Fast so gut wie vor acht Jahren
Ich habe das Buch „Echoes of Ashes and Rain - Die Perfekten“ von Caroline Brinkmann vor acht Jahren das erste Mal gelesen, als es neu unter dem Namen „Die Perfekten“ veröffentlicht wurde. Damals hat es mir unglaublich gut gefallen, aber da ich nie den zweiten Band gelesen habe, habe ich die Neuveröffentlichung genutzt, um den Inhalt aufzufrischen, an den ich mich nur noch vage erinnern konnte, und bald endlich den zweiten lesen zu können.
Rain lebt anders als die anderen, denn sie ist ein sogenannter Ghost. Sie ist nirgendwo registriert und versteckt sich mit ihrer Mutter vor den sogenannten Gesegneten, die das Land Hope regieren. Doch Rain beobachtet gerne Gleichaltrige und so macht sie mit Lark Bekanntschaft. Durch ihn bricht sie die wichtigste Regel, denn sie lässt ihn und seine Schwester Rose nahe an sich heran. Doch Lark verfolgt seine eigene Ziele und dafür riskiert er alles, auch Rain.
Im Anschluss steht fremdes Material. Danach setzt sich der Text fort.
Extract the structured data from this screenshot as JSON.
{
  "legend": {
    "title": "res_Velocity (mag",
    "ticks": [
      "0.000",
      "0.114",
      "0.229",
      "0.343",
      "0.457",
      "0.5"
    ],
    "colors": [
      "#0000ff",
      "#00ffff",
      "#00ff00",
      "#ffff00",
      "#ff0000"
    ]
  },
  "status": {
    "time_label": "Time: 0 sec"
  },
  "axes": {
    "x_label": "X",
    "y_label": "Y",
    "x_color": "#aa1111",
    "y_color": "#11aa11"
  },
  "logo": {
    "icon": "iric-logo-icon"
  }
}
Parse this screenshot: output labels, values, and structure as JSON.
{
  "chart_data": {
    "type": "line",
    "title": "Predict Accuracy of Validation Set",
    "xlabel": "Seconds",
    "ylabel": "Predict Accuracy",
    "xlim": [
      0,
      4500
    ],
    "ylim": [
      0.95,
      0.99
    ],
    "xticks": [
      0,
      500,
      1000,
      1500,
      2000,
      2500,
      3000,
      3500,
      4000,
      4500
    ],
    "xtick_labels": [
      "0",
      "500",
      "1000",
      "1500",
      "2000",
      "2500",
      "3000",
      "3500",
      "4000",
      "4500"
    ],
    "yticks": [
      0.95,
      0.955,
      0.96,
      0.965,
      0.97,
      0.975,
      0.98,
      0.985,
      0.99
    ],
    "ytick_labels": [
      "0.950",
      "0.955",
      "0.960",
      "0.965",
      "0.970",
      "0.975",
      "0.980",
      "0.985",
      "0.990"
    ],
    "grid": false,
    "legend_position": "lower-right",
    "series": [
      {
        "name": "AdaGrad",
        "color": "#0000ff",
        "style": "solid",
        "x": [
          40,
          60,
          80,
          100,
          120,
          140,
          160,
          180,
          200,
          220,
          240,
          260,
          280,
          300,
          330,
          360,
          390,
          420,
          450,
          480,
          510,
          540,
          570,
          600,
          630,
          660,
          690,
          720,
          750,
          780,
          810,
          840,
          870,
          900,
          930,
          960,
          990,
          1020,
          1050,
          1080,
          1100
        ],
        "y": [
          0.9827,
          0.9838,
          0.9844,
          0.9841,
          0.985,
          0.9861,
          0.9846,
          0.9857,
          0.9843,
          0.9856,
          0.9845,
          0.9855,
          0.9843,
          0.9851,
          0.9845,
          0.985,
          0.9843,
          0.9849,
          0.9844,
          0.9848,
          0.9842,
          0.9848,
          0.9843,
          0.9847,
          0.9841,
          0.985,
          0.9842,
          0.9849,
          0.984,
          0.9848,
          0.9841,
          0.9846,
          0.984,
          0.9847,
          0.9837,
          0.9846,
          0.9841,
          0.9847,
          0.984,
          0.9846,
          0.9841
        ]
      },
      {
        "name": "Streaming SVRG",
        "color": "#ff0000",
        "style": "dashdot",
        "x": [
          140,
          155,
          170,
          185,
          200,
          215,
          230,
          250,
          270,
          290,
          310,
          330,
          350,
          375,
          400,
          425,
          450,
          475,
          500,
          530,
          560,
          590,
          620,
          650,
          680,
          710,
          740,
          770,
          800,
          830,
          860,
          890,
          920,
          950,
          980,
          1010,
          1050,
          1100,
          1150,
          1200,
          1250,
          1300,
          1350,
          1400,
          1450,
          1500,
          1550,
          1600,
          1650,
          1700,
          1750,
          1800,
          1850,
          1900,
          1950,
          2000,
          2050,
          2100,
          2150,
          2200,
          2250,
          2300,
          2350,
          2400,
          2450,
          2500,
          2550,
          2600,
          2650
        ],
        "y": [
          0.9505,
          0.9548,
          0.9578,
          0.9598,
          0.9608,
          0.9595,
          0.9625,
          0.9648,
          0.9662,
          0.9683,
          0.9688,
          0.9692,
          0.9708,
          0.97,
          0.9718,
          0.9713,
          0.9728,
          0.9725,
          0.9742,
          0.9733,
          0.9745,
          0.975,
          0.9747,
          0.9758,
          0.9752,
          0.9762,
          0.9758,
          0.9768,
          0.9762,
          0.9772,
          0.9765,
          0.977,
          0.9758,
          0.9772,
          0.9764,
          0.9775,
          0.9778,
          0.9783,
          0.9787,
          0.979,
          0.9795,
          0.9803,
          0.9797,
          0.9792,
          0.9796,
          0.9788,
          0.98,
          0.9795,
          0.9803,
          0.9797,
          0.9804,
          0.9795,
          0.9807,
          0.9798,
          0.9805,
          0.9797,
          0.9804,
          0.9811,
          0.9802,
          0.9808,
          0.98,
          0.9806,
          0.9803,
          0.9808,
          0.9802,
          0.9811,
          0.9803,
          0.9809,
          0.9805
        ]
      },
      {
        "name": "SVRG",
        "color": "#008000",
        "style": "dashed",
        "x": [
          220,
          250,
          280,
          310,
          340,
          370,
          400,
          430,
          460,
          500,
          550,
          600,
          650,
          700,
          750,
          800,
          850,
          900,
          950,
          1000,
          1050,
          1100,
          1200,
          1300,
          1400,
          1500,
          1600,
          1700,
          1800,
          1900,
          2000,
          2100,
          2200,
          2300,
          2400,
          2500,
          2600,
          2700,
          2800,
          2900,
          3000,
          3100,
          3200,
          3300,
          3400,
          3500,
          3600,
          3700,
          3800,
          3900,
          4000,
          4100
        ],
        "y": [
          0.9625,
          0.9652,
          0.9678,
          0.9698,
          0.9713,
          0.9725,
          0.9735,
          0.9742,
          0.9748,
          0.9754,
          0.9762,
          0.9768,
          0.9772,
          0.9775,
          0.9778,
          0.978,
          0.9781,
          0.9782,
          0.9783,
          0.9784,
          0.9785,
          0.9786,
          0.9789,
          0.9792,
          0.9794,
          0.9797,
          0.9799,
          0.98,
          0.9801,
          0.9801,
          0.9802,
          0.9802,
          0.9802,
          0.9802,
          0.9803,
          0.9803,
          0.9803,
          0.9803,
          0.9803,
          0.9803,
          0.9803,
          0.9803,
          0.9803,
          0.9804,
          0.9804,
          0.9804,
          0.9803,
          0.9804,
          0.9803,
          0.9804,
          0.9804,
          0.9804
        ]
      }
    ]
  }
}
Beim Lesen kam die eine oder andere Erinnerung wieder, aber vieles war für mich wiederrum neu, was ich echt gut fand. Dennoch kamen die selben kleinen Fehlerchen vor, die es auch schon in der Erstauflage gab, was ich schade fand. Ich habe auch festgestellt, dass mich andere Sachen mehr gestört haben, als noch vor acht Jahren. So fand ich Rains Verhalten in Aventin noch unpassender. Sie hat dort alles hingenommen und einfach mitgemacht, ohne groß etwas zu hinterfragen oder mal anzuecken. Das hat nicht zu ihrem Charakter gepasst, da sie gerne immer gemacht hat, was sie möchte und selbst Gefahr nicht wirklich beachtet hat. Sicherlich gab es in Aventin ein zwei Momente, wo ihr Charakter wieder durchkam, aber sonst war sie so angepasst, als ob sie schon immer dort gewesen wäre. Das fand ich doch recht störend.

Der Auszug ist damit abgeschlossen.